In contrast, the position under section 179 of the Indian Companies Act is that no court sanction is required to commence a prosecution. This principle was affirmed in the decision of Jaswantrai Manilal Akhaney v. The State of Bombay, where the official liquidator filed a report with the police against the managing director of a bank, and the police subsequently filed a charge‑sheet before a magistrate. Justice Sinha, at page 502 of the judgment, observed that the statutory provision defines the powers of the official liquidator, who must act under the directions of the court that supervises the liquidation. One of the liquidator’s powers is to institute prosecutions in the name of the company with the sanction of the court; however, the section does not intend to restrict the criminal court’s authority to entertain a prosecution that is brought in the ordinary course under the Code of Criminal Procedure. The judgment also pointed out that section 179 contains no language comparable to that of the Drug Control Order, 1943, which was held to be a condition precedent for prosecution in Basdeo Aggarwalla v. King‑Emperor, nor does it contain prohibitory words similar to those found in sections 196 and 197 of the Criminal Procedure Code. Those latter provisions require prior sanction of the Provincial Government and bar a court from taking cognizance without such sanction. Two Indian High Court decisions support the respondents’ submission. In Emperor v. Bishan Sahai, the court held that the Companies Act does not provide that a criminal prosecution can be instituted only after a judge’s directions. In Mrityunjoy Chakravarti v. Provot Kumar Pal, the court concluded that neither section 179 nor section 237 imposes a requirement that the liquidator obtain a court direction before taking action. The citations for these authorities are (1) [1956] S.C.R. 483, (2) [1945] F.C.R. 93, (3) I.L.R. (1937) All and (4) A.I.R. 1953 Cal. 153 respectively.

In this part of the judgment, the Court referred to the decision reported in A.I.R. 1953 Cal. 153 and observed that a direction from the Court would not render the liquidator’s action illegal, invalid, or incapable of supporting a prosecution. The Court therefore concluded that, based on the language of section 237(1) as well as the binding precedent, the complaint filed by the liquidator against the appellants did not contain any defect that could make the proceedings null and void.

The Court noted that section 237(1) does not contain any wording that would prohibit a liquidator from instituting a criminal prosecution without the prior sanction of a Judge, nor does it prevent the Court from taking cognizance of a complaint in the absence of such sanction or direction. The Court further explained that section 179, as correctly highlighted by the learned Chief Justice of the Calcutta High Court, sets out the powers of liquidators to commence or defend legal actions, but only when they have the Court’s sanction. In contrast, section 237(1) confers on the Court the authority to issue directions for the prosecution of delinquent directors and similar persons.

The respondents contended that, in the present case, a proper direction under section 237(1) had indeed been issued.

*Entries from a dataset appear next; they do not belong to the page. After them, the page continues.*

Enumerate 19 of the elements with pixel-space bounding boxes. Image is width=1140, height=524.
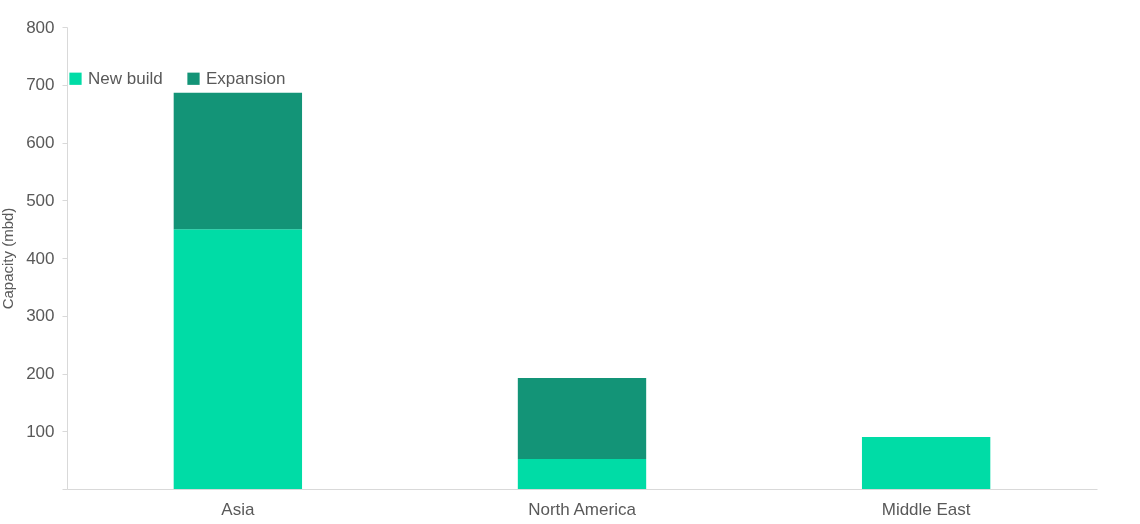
- x-tick-label: North America: [528, 499, 637, 519]
- y-axis-title: Capacity (mbd): [0, 207, 17, 310]
- y-tick-label: 500: [26, 190, 55, 210]
- bar: [861, 437, 991, 489]
- y-tick-label: 600: [26, 133, 55, 152]
- y-tick-label: 700: [26, 75, 55, 95]
- y-tick-label: 200: [26, 364, 55, 383]
- bar: [517, 378, 647, 459]
- y-tick-label: 400: [26, 248, 55, 268]
- bar: [173, 92, 303, 230]
- bar: [173, 229, 303, 489]
- legend-label: Expansion: [206, 68, 286, 88]
- y-tick-label: 100: [26, 421, 55, 441]
- y-tick-label: 300: [26, 306, 55, 326]
- x-tick-label: Middle East: [881, 499, 971, 519]
- x-tick-label: Asia: [221, 499, 255, 519]
- legend-label: New build: [88, 68, 163, 88]
- y-tick-label: 800: [26, 17, 55, 37]
- bar: [517, 458, 647, 489]
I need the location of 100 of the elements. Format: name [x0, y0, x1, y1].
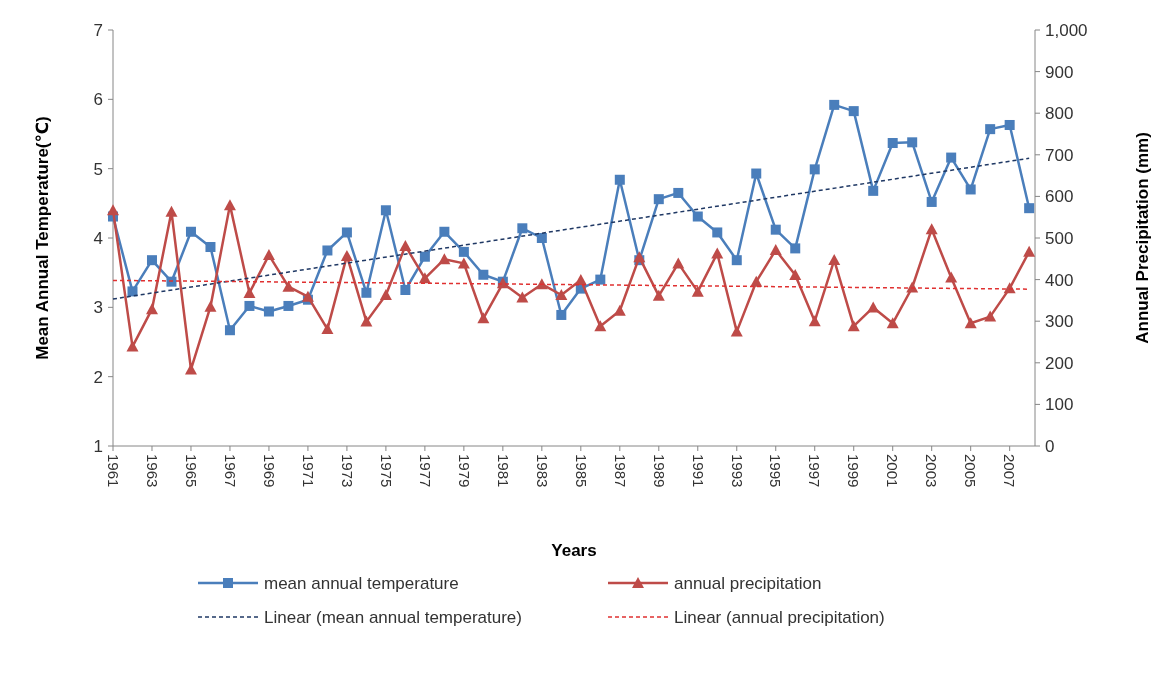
point — [730, 325, 743, 337]
point — [204, 300, 217, 312]
point — [712, 227, 723, 238]
point — [536, 233, 547, 243]
point — [107, 204, 119, 216]
point — [652, 289, 665, 301]
point — [555, 288, 568, 300]
point — [556, 309, 567, 320]
point — [886, 317, 899, 329]
point — [126, 340, 139, 352]
x-tick-label: 1995 — [767, 454, 785, 488]
x-tick-label: 1977 — [416, 454, 434, 488]
point — [594, 320, 607, 332]
point — [673, 187, 684, 198]
x-tick-label: 1969 — [260, 454, 278, 488]
x-tick-label: 1985 — [572, 454, 590, 488]
y2-tick-label: 700 — [1045, 145, 1074, 165]
point — [887, 138, 898, 149]
x-tick-label: 1983 — [533, 454, 551, 488]
x-tick-label: 1967 — [221, 454, 239, 488]
x-tick-label: 1987 — [611, 454, 629, 488]
point — [340, 249, 353, 261]
y-tick-label: 7 — [93, 20, 103, 40]
y2-tick-label: 500 — [1045, 228, 1074, 248]
point — [458, 246, 469, 257]
y-tick-label: 6 — [93, 90, 103, 110]
point — [653, 194, 664, 205]
point — [223, 199, 236, 211]
y2-tick-label: 200 — [1045, 353, 1074, 373]
point — [205, 242, 216, 253]
y-tick-label: 5 — [93, 159, 103, 179]
x-tick-label: 1979 — [455, 454, 473, 488]
x-tick-label: 1973 — [338, 454, 356, 488]
y-tick-label: 1 — [93, 436, 103, 456]
x-tick-label: 1961 — [104, 454, 122, 488]
x-tick-label: 1981 — [494, 454, 512, 488]
x-axis-title: Years — [551, 541, 597, 560]
point — [945, 271, 958, 283]
point — [341, 227, 352, 238]
point — [769, 244, 782, 256]
point — [283, 300, 294, 311]
point — [244, 300, 255, 311]
point — [731, 255, 742, 266]
y2-axis-title: Annual Precipitation (mm) — [1133, 132, 1152, 344]
y2-tick-label: 400 — [1045, 270, 1074, 290]
point — [751, 168, 762, 179]
point — [322, 245, 333, 256]
point — [672, 257, 685, 269]
legend-label: annual precipitation — [674, 573, 822, 593]
point — [964, 317, 977, 329]
point — [595, 274, 606, 285]
point — [438, 253, 451, 265]
point — [361, 287, 372, 298]
point — [692, 211, 703, 222]
point — [691, 285, 704, 297]
point — [868, 185, 879, 196]
y-axis-title: Mean Annual Temperature(℃) — [33, 116, 52, 360]
point — [965, 184, 976, 195]
point — [263, 306, 274, 317]
point — [301, 290, 314, 302]
point — [985, 124, 996, 135]
x-tick-label: 1971 — [299, 454, 317, 488]
point — [419, 251, 430, 262]
y2-tick-label: 900 — [1045, 62, 1074, 82]
legend-label: Linear (mean annual temperature) — [264, 607, 522, 627]
point — [633, 251, 646, 263]
x-tick-label: 1965 — [182, 454, 200, 488]
point — [166, 276, 177, 287]
legend-label: mean annual temperature — [264, 573, 459, 593]
point — [516, 291, 529, 303]
point — [828, 254, 841, 266]
point — [165, 205, 178, 217]
point — [380, 205, 391, 216]
x-tick-label: 1989 — [650, 454, 668, 488]
y-tick-label: 4 — [93, 228, 103, 248]
y2-tick-label: 100 — [1045, 395, 1074, 415]
point — [478, 269, 489, 280]
point — [808, 315, 821, 327]
x-tick-label: 2001 — [884, 454, 902, 488]
point — [809, 164, 820, 175]
point — [946, 152, 957, 163]
point — [243, 286, 256, 298]
point — [224, 325, 235, 336]
point — [127, 286, 138, 297]
point — [829, 99, 840, 110]
point — [535, 278, 548, 290]
point — [379, 288, 392, 300]
point — [1023, 245, 1036, 257]
point — [262, 249, 275, 261]
point — [282, 280, 295, 292]
x-tick-label: 1993 — [728, 454, 746, 488]
y2-tick-label: 1,000 — [1045, 20, 1088, 40]
point — [770, 224, 781, 235]
point — [790, 243, 801, 254]
point — [926, 196, 937, 207]
point — [400, 285, 411, 295]
point — [789, 269, 802, 281]
point — [399, 239, 412, 251]
point — [1004, 119, 1015, 130]
point — [984, 310, 997, 322]
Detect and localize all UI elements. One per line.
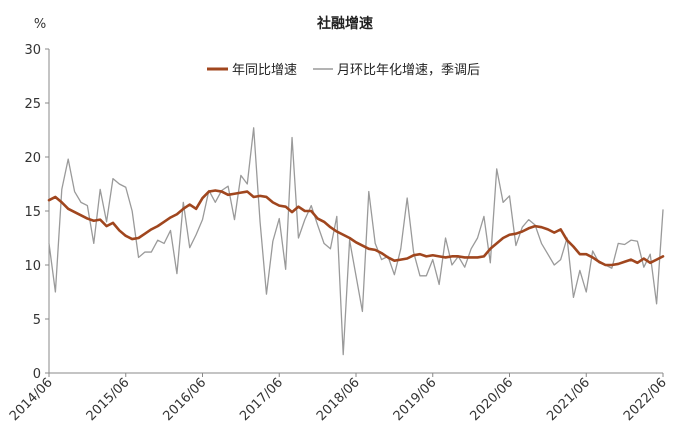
series-line-yoy: [47, 189, 665, 267]
legend-label-yoy: 年同比增速: [232, 63, 297, 78]
legend-label-mom: 月环比年化增速，季调后: [337, 63, 480, 78]
x-tick-label: 2022/06: [621, 375, 670, 424]
x-tick-label: 2016/06: [161, 375, 210, 424]
y-tick-label: 20: [24, 151, 41, 166]
y-tick-label: 5: [33, 313, 41, 328]
x-tick-label: 2017/06: [237, 375, 286, 424]
y-tick-label: 15: [24, 205, 41, 220]
series-lines: [47, 127, 665, 356]
y-tick-label: 25: [24, 97, 41, 112]
series-line-mom: [48, 127, 664, 356]
x-tick-label: 2021/06: [544, 375, 593, 424]
chart-title: 社融增速: [316, 15, 373, 32]
y-tick-label: 0: [33, 367, 41, 382]
legend: 年同比增速 月环比年化增速，季调后: [207, 63, 480, 78]
x-tick-label: 2015/06: [84, 375, 133, 424]
y-tick-label: 10: [24, 259, 41, 274]
y-ticks: 0 5 10 15 20 25 30: [24, 43, 49, 382]
y-axis-unit-label: %: [34, 17, 46, 32]
x-tick-label: 2014/06: [7, 375, 56, 424]
x-tick-label: 2019/06: [391, 375, 440, 424]
x-tick-label: 2020/06: [468, 375, 517, 424]
x-ticks: 2014/06 2015/06 2016/06 2017/06 2018/06 2019/…: [7, 373, 670, 424]
y-tick-label: 30: [24, 43, 41, 58]
x-tick-label: 2018/06: [314, 375, 363, 424]
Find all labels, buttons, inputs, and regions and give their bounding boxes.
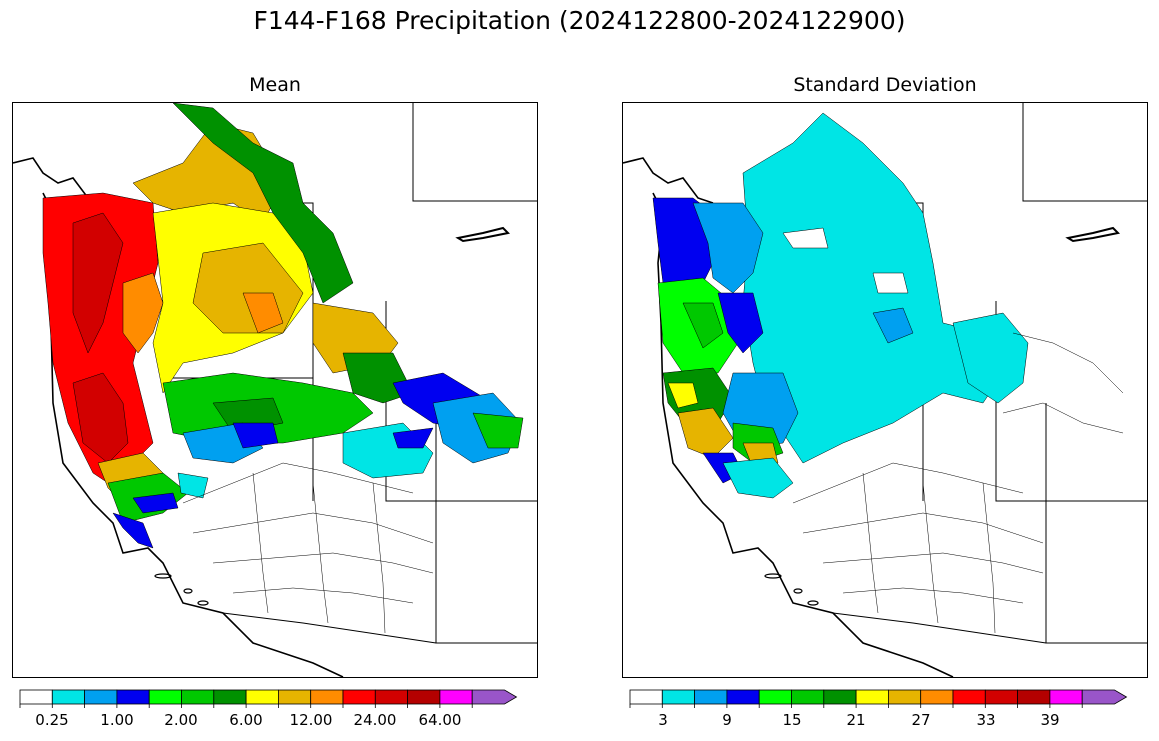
panel-title-std: Standard Deviation: [793, 74, 977, 96]
colorbar-segment: [758, 689, 792, 705]
colorbar-mean-tick-label: 0.25: [35, 711, 69, 729]
colorbar-segment: [984, 689, 1018, 705]
colorbar-segment: [310, 689, 344, 705]
colorbar-segment: [19, 689, 53, 705]
colorbar-std-tick-label: 9: [722, 711, 732, 729]
colorbar-segment: [148, 689, 182, 705]
colorbar-segment: [245, 689, 279, 705]
colorbar-segment: [181, 689, 215, 705]
colorbar-mean-tick-label: 1.00: [100, 711, 134, 729]
colorbar-segment: [1081, 689, 1128, 705]
colorbar-segment: [342, 689, 376, 705]
figure-title: F144-F168 Precipitation (2024122800-2024…: [253, 6, 906, 35]
colorbar-segment: [213, 689, 247, 705]
panel-title-mean: Mean: [249, 74, 301, 96]
colorbar-segment: [694, 689, 728, 705]
colorbar-segment: [374, 689, 408, 705]
colorbar-segment: [726, 689, 760, 705]
colorbar-std-tick-label: 3: [658, 711, 668, 729]
colorbar-mean-tick-label: 6.00: [229, 711, 263, 729]
std-map-graphic: [623, 103, 1147, 677]
colorbar-std-tick-label: 33: [976, 711, 996, 729]
colorbar-segment: [952, 689, 986, 705]
colorbar-segment: [823, 689, 857, 705]
colorbar-segment: [887, 689, 922, 705]
colorbar-segment: [471, 689, 518, 705]
map-mean: [12, 102, 538, 678]
colorbar-segment: [1017, 689, 1051, 705]
colorbar-mean-tick-label: 12.00: [289, 711, 333, 729]
colorbar-segment: [407, 689, 441, 705]
colorbar-segment: [1049, 689, 1083, 705]
colorbar-std-tick-label: 21: [846, 711, 866, 729]
colorbar-mean-tick-label: 24.00: [353, 711, 397, 729]
colorbar-segment: [629, 689, 663, 705]
colorbar-std-tick-label: 39: [1040, 711, 1060, 729]
colorbar-segment: [661, 689, 695, 705]
colorbar-segment: [855, 689, 889, 705]
colorbar-std-graphic: [629, 689, 1128, 708]
mean-map-graphic: [13, 103, 537, 677]
colorbar-std: [629, 689, 1140, 708]
colorbar-mean-tick-label: 64.00: [418, 711, 462, 729]
colorbar-segment: [920, 689, 954, 705]
colorbar-segment: [116, 689, 150, 705]
colorbar-std-tick-label: 15: [782, 711, 802, 729]
colorbar-segment: [51, 689, 85, 705]
colorbar-mean-tick-label: 2.00: [164, 711, 198, 729]
colorbar-mean-graphic: [19, 689, 518, 708]
colorbar-segment: [791, 689, 825, 705]
colorbar-segment: [84, 689, 118, 705]
colorbar-std-tick-label: 27: [911, 711, 931, 729]
colorbar-mean: [19, 689, 530, 708]
colorbar-segment: [439, 689, 473, 705]
map-std: [622, 102, 1148, 678]
colorbar-segment: [277, 689, 312, 705]
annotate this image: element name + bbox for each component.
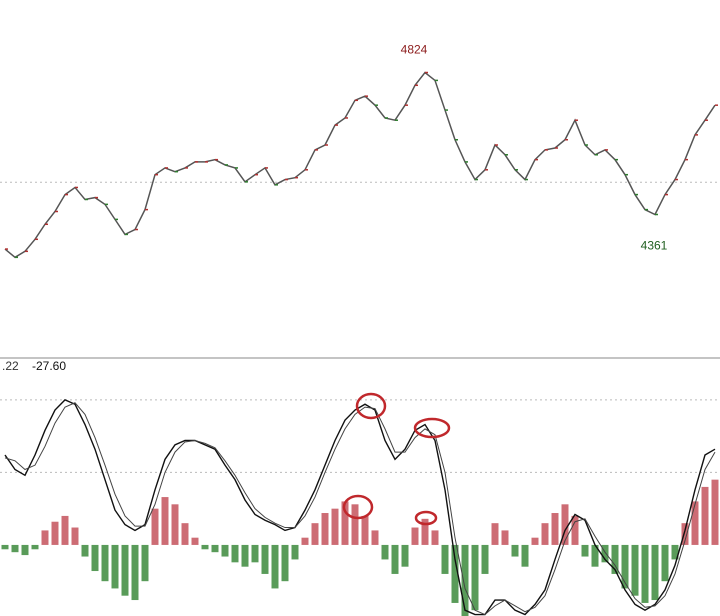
histogram-bar bbox=[521, 544, 529, 567]
histogram-bar bbox=[231, 544, 239, 563]
circle bbox=[355, 392, 387, 420]
histogram-bar bbox=[211, 544, 219, 553]
histogram-bar bbox=[501, 530, 509, 545]
circle bbox=[414, 510, 438, 526]
histogram-bar bbox=[661, 544, 669, 582]
histogram-bar bbox=[251, 544, 259, 563]
histogram-bar bbox=[711, 479, 719, 545]
histogram-bar bbox=[491, 523, 499, 545]
histogram-bar bbox=[141, 544, 149, 582]
macd-line bbox=[4, 399, 716, 616]
histogram-bar bbox=[451, 544, 459, 603]
histogram-bar bbox=[201, 544, 209, 550]
histogram-bar bbox=[51, 521, 59, 545]
histogram-bar bbox=[271, 544, 279, 589]
histogram-bar bbox=[701, 486, 709, 545]
histogram-bar bbox=[351, 504, 359, 545]
histogram-bar bbox=[611, 544, 619, 574]
histogram-bar bbox=[361, 515, 369, 545]
high-label: 4824 bbox=[401, 43, 428, 57]
histogram-bar bbox=[371, 530, 379, 545]
histogram-bar bbox=[571, 515, 579, 545]
histogram-bar bbox=[441, 544, 449, 574]
histogram-bar bbox=[641, 544, 649, 603]
histogram-bar bbox=[601, 544, 609, 563]
histogram-bar bbox=[461, 544, 469, 616]
histogram-bar bbox=[431, 530, 439, 545]
histogram-bar bbox=[651, 544, 659, 601]
histogram-bar bbox=[111, 544, 119, 589]
histogram-bar bbox=[21, 544, 29, 556]
histogram-bar bbox=[41, 530, 49, 545]
histogram-bar bbox=[291, 544, 299, 560]
histogram-bar bbox=[691, 501, 699, 545]
circle bbox=[413, 417, 451, 439]
histogram-bar bbox=[581, 544, 589, 557]
histogram-bar bbox=[61, 515, 69, 545]
histogram-bar bbox=[621, 544, 629, 589]
readout: .22 bbox=[2, 359, 19, 373]
histogram-bar bbox=[321, 513, 329, 545]
histogram-bar bbox=[311, 523, 319, 545]
histogram-bar bbox=[281, 544, 289, 582]
histogram-bar bbox=[241, 544, 249, 567]
histogram-bar bbox=[121, 544, 129, 596]
histogram-bar bbox=[381, 544, 389, 560]
histogram-bar bbox=[681, 523, 689, 545]
histogram-bar bbox=[91, 544, 99, 572]
histogram-bar bbox=[101, 544, 109, 582]
histogram-bar bbox=[161, 497, 169, 545]
histogram-bar bbox=[171, 504, 179, 545]
histogram-bar bbox=[341, 501, 349, 545]
histogram-bar bbox=[191, 537, 199, 545]
histogram-bar bbox=[531, 537, 539, 545]
histogram-bar bbox=[331, 508, 339, 545]
histogram-bar bbox=[631, 544, 639, 596]
histogram-bar bbox=[131, 544, 139, 601]
histogram-bar bbox=[261, 544, 269, 574]
histogram-bar bbox=[1, 544, 9, 550]
histogram-bar bbox=[151, 508, 159, 545]
histogram-bar bbox=[31, 544, 39, 550]
histogram-bar bbox=[671, 544, 679, 560]
histogram-bar bbox=[541, 523, 549, 545]
histogram-bar bbox=[481, 544, 489, 574]
histogram-bar bbox=[81, 544, 89, 557]
histogram-bar bbox=[391, 544, 399, 574]
circle bbox=[342, 494, 374, 520]
histogram-bar bbox=[411, 527, 419, 545]
histogram-bar bbox=[181, 523, 189, 545]
histogram-bar bbox=[71, 527, 79, 545]
histogram-bar bbox=[561, 504, 569, 545]
histogram-bar bbox=[401, 544, 409, 567]
price-line bbox=[4, 71, 716, 259]
histogram-bar bbox=[471, 544, 479, 611]
histogram-bar bbox=[301, 537, 309, 545]
readout: -27.60 bbox=[32, 359, 66, 373]
highlight-circles bbox=[342, 392, 451, 526]
macd-line bbox=[4, 402, 716, 616]
histogram-bar bbox=[421, 518, 429, 545]
histogram-bar bbox=[591, 544, 599, 567]
histogram-bar bbox=[551, 513, 559, 545]
histogram-bar bbox=[11, 544, 19, 553]
low-label: 4361 bbox=[641, 239, 668, 253]
histogram-bar bbox=[511, 544, 519, 557]
histogram-bar bbox=[221, 544, 229, 557]
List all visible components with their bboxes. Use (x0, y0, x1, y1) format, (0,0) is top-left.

The High Court’s judgment confirmed that, before the learned Judge gave his direction on 22 July 1952, all necessary materials were before him, making his sanction perfectly valid, legal and proper. Moreover, the order of Judge Bannerji was preceded by an earlier order dated 15 January 1951 issued by Judge Bachawat under section 179. Consequently, when the liquidator authorized his assistant, identified as respondent No. 1, to institute the proceedings, the liquidator acted within his authority.

The Court emphasized that even if such directions had been absent, the legality of the criminal proceedings that were instituted would not have been affected. The Court clarified that nothing expressed in this judgment should be taken as an opinion that alters the Judge’s control over winding‑up proceedings or over the actions of liquidators. Accordingly, the Court dismissed the appeal.